Мне кажется, что, если бы чулан был версты за две и рама весила бы вдвое больше, я был бы очень доволен. Мне хотелось измучиться, оказывая эту услугу Николаю. Когда я вернулся в комнату, кирпичики и соляные пирамидки были уже переложены на подоконник и Николай крылышком сметал песок и сонных мух, в растворенное окно. Свежий пахучий воздух уже проник в комнату и наполнял ее. Из окна слышался городской шум и чириканье воробьев в палисаднике.

Все предметы были освещены ярко, комната повеселела, легкий весенний ветерок шевелил листы моей «Алгебры» и волоса на голове Николая. Я подошел к окну, сел на него, перегнулся в палисадник и задумался.

Какое-то новое для меня, чрезвычайно сильное и приятное чувство вдруг проникло мне в душу. Мокрая земля, по которой кое-где выбивали ярко-зеленые иглы травы с желтыми стебельками, блестящие на солнце ручьи, по которым вились кусочки земли и щепки, закрасневшиеся прутья сирени с вспухлыми почками, качавшимися под самым окошком, хлопотливое чиликанье птичек, копошившихся в этом кусте, мокрый от таявшего на нем снега черноватый забор, а главное – этот пахучий сырой воздух и радостное солнце говорили мне внятно, ясно о чем-то новом и прекрасном, которое, хотя я не могу передать так, как оно сказывалось мне, я постараюсь передать так, как я воспринимал его, – все мне говорило про красоту, счастье и добродетель, говорило, что как то, так и другое легко и возможно для меня, что одно не может быть без другого, и даже что красота, счастье и добродетель – одно и то же. «Как мог я не понимать этого, как дурен я был прежде, как я мог бы и могу быть хорош и счастлив в будущем! – говорил я сам себе. – Надо скорей, скорей, сию же минуту сделаться другим человеком и начать жить иначе». Несмотря на это, я, однако, долго еще сидел на окне, мечтая и ничего не делая. Случалось ли вам летом лечь спать днем в пасмурную дождливую погоду и, проснувшись на закате солнца, открыть глаза и в расширяющемся четырехугольнике окна, из-под полотняной сторы, которая, надувшись, бьется прутом об подоконник, увидать мокрую от дождя, тенистую, лиловатую сторону липовой аллеи и сырую садовую дорожку, освещенную яркими косыми лучами, услыхать вдруг веселую жизнь птиц в саду и увидать насекомых, которые вьются в отверстии окна, просвечивая на солнце, почувствовать запах последождевого воздуха и подумать: «Как мне не стыдно было проспать такой вечер», – и торопливо вскочить, чтобы идти в сад порадоваться жизнью? Если случалось, то вот образчик того сильного чувства, которое я испытывал в это время.

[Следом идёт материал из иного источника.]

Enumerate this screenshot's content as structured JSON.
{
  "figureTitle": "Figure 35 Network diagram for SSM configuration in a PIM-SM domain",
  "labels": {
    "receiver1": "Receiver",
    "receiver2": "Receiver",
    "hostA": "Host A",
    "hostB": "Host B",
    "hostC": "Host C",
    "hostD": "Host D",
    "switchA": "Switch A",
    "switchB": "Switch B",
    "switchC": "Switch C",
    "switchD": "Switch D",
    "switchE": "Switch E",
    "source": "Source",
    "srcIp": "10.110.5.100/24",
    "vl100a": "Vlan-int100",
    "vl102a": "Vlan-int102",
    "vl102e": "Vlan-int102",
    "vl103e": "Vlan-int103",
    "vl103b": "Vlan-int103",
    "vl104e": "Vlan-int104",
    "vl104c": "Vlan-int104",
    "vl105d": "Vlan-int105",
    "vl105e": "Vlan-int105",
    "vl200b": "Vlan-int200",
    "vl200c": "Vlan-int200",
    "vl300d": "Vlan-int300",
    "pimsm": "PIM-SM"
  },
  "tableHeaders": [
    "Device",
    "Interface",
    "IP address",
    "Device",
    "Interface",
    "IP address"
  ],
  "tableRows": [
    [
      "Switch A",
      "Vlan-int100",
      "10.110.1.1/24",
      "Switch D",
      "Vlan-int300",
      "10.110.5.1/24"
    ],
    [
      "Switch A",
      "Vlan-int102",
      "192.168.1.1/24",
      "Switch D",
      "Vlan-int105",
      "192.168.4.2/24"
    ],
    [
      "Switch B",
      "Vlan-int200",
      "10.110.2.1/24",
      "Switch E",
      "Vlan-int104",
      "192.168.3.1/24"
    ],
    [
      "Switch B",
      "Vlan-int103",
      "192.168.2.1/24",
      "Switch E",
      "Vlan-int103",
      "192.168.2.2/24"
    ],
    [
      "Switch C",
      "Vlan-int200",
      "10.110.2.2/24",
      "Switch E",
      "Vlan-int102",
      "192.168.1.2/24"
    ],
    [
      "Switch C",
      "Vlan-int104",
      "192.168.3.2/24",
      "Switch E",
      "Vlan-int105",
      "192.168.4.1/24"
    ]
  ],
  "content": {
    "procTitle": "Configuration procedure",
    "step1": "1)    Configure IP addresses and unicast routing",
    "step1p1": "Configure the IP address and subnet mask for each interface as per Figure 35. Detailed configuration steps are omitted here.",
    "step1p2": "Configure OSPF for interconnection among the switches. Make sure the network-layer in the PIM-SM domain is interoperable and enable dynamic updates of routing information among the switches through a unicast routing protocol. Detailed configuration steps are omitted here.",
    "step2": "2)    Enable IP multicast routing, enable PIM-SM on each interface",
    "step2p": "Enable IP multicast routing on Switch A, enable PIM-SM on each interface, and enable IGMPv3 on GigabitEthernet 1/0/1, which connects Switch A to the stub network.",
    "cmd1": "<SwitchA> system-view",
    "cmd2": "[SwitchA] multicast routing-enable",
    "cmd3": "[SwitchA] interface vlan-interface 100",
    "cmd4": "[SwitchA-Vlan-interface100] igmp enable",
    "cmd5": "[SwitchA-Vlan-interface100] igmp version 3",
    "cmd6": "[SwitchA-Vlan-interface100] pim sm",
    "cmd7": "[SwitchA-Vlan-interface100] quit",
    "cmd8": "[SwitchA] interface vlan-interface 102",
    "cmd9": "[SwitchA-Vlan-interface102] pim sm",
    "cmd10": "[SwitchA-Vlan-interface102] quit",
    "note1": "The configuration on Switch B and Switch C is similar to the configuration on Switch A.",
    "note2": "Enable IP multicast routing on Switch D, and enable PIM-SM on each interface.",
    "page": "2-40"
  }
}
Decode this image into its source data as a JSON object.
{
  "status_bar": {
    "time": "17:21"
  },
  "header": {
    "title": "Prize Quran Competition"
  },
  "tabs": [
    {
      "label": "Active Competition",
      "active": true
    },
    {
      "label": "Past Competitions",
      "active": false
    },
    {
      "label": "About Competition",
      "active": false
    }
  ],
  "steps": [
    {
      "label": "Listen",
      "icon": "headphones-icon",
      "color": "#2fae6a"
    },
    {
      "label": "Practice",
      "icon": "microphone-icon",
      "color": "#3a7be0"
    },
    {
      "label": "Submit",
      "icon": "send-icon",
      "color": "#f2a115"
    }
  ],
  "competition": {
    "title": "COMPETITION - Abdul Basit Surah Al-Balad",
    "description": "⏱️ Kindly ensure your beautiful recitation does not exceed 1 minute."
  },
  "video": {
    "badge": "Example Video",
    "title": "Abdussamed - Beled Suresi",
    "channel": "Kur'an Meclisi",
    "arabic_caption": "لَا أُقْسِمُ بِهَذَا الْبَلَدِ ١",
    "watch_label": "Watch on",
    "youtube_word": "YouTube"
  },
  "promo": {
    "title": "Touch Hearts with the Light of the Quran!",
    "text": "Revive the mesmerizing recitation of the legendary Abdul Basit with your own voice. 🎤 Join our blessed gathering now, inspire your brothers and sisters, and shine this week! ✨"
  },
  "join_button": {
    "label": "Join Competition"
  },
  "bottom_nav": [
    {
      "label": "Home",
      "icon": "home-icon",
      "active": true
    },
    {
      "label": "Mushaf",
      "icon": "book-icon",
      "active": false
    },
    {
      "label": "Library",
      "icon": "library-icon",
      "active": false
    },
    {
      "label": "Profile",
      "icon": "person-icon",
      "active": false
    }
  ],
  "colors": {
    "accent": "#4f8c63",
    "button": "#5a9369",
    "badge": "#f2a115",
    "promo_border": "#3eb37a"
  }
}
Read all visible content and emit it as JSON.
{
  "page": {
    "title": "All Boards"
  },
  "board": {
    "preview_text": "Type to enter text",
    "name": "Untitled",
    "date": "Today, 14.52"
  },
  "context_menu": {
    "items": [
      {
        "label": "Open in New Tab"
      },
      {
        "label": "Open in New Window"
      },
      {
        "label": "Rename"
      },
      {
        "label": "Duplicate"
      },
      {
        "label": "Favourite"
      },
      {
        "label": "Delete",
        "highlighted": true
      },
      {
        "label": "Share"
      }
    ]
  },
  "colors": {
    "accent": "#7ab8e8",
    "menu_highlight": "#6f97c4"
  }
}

«Нынче я исповедаюсь, очищаюсь от всех грехов, – думал я, – и больше уж никогда не буду… (тут я припомнил все грехи, которые больше всего мучили меня), Буду каждое воскресенье ходить непременно в церковь, и еще после целый час читать евангелие, потом из беленькой , которую я буду получать каждый месяц, когда поступлю в университет, непременно два с полтиной (одну десятую) я буду отдавать бедным, и так, чтобы никто не знал: и не нищим, а стану отыскивать таких бедных, сироту или старушку, про которых никто не знает.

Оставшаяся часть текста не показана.